Notre alimentation influe très fortement la composition et l'activité de notre flore intestinale (les milliers de milliards de micro-organismes qui résident dans nos intestins). Toutefois, les biologistes ignoraient jusqu'à présent le temps mis par les différentes bactéries pour réagir aux changements imposées par nos variations alimentaires. Quelques semaines ? Quelques jours ?
Une expérience réalisée au début de l'année 2013 aux Etats-Unis, dont un compte-rendu vient d'être publié dans la revue Nature, démontre que les populations bactériennes ne perdent pas tant de temps.
Dix volontaires (dont un végétarien) ont été invités à modifier drastiquement leurs habitudes alimentaires durant plusieurs semaines. Une partie d'entre eux fut astreinte aux repas riches en œufs, viande et fromage, l'autre profitant de fruits, légumes et de fibres.
Chaque jour, les scientifiques ont analysé les excréments produits par leurs cobayes afin de déduire la proportion globale des différentes espèces de bactéries peuplant leurs intestins.

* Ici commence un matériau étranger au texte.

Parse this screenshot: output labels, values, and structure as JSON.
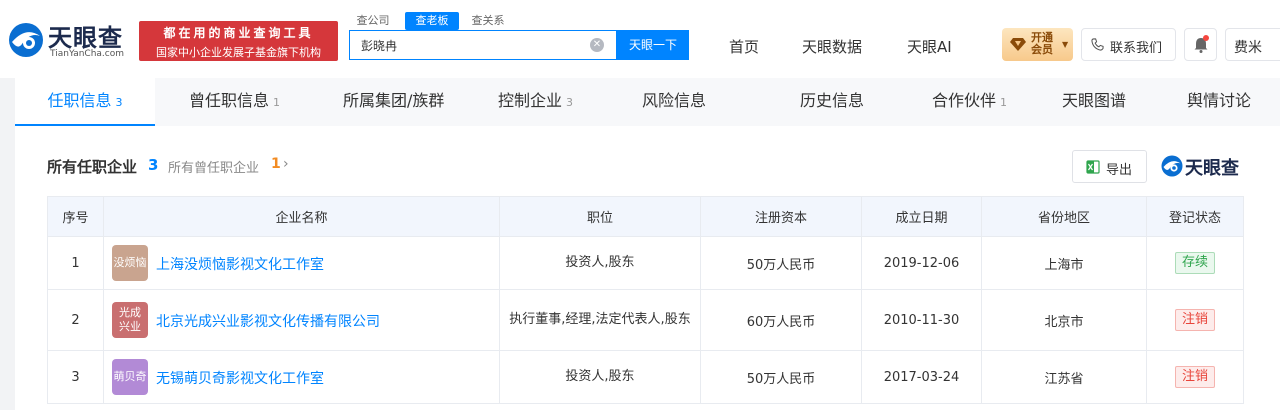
{
  "header": {
    "logo_text": "天眼查",
    "logo_sub": "TianYanCha.com",
    "slogan_line1": "都在用的商业查询工具",
    "slogan_line2": "国家中小企业发展子基金旗下机构",
    "search_tabs": [
      "查公司",
      "查老板",
      "查关系"
    ],
    "search_value": "彭晓冉",
    "search_button": "天眼一下",
    "nav": [
      "首页",
      "天眼数据",
      "天眼AI"
    ],
    "vip_label": "开通会员",
    "contact_label": "联系我们",
    "user_name": "费米"
  },
  "tabs": [
    {
      "label": "任职信息",
      "count": "3"
    },
    {
      "label": "曾任职信息",
      "count": "1"
    },
    {
      "label": "所属集团/族群",
      "count": ""
    },
    {
      "label": "控制企业",
      "count": "3"
    },
    {
      "label": "风险信息",
      "count": ""
    },
    {
      "label": "历史信息",
      "count": ""
    },
    {
      "label": "合作伙伴",
      "count": "1"
    },
    {
      "label": "天眼图谱",
      "count": ""
    },
    {
      "label": "舆情讨论",
      "count": ""
    }
  ],
  "section": {
    "title": "所有任职企业",
    "count": "3",
    "former_label": "所有曾任职企业",
    "former_count": "1",
    "export_label": "导出",
    "watermark": "天眼查"
  },
  "table": {
    "headers": [
      "序号",
      "企业名称",
      "职位",
      "注册资本",
      "成立日期",
      "省份地区",
      "登记状态"
    ],
    "rows": [
      {
        "no": "1",
        "logo_text": "没烦恼",
        "logo_color": "#c9a48f",
        "name": "上海没烦恼影视文化工作室",
        "position": "投资人,股东",
        "capital": "50万人民币",
        "date": "2019-12-06",
        "region": "上海市",
        "status": "存续",
        "status_type": "ok"
      },
      {
        "no": "2",
        "logo_text": "光成\n兴业",
        "logo_color": "#c96f70",
        "name": "北京光成兴业影视文化传播有限公司",
        "position": "执行董事,经理,法定代表人,股东",
        "capital": "60万人民币",
        "date": "2010-11-30",
        "region": "北京市",
        "status": "注销",
        "status_type": "bad"
      },
      {
        "no": "3",
        "logo_text": "萌贝奇",
        "logo_color": "#b28ad6",
        "name": "无锡萌贝奇影视文化工作室",
        "position": "投资人,股东",
        "capital": "50万人民币",
        "date": "2017-03-24",
        "region": "江苏省",
        "status": "注销",
        "status_type": "bad"
      }
    ]
  },
  "colors": {
    "accent": "#0084ff",
    "slogan_red": "#d5373b",
    "status_ok_text": "#2fa54d",
    "status_ok_bg": "#eaf8ee",
    "status_bad_text": "#e8443a",
    "status_bad_bg": "#fdeceb"
  }
}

Le constat est surprenant : tout changement de régime alimentaire entraîne en moins de vingt-quatre heures un changement de régime politique : dehors, les bactéries qui ne peuvent pas trouver leur pitance dans l'alimentation humaine ! Voici venu le règne des bactéries laissées pour compte, qui se multiplient déjà pour profiter de l'aubaine !
"Le régime alimentaire d'origine animale a augmenté l'abondance de micro-organismes tolérants aux sécrétions biliaires (bactéries de type Alistipes, Bilophila et Bacteroides) et a diminué les niveaux de [bactéries capables de métaboliser les sucres] issus de l'alimentation végétale", détaillent les chercheurs.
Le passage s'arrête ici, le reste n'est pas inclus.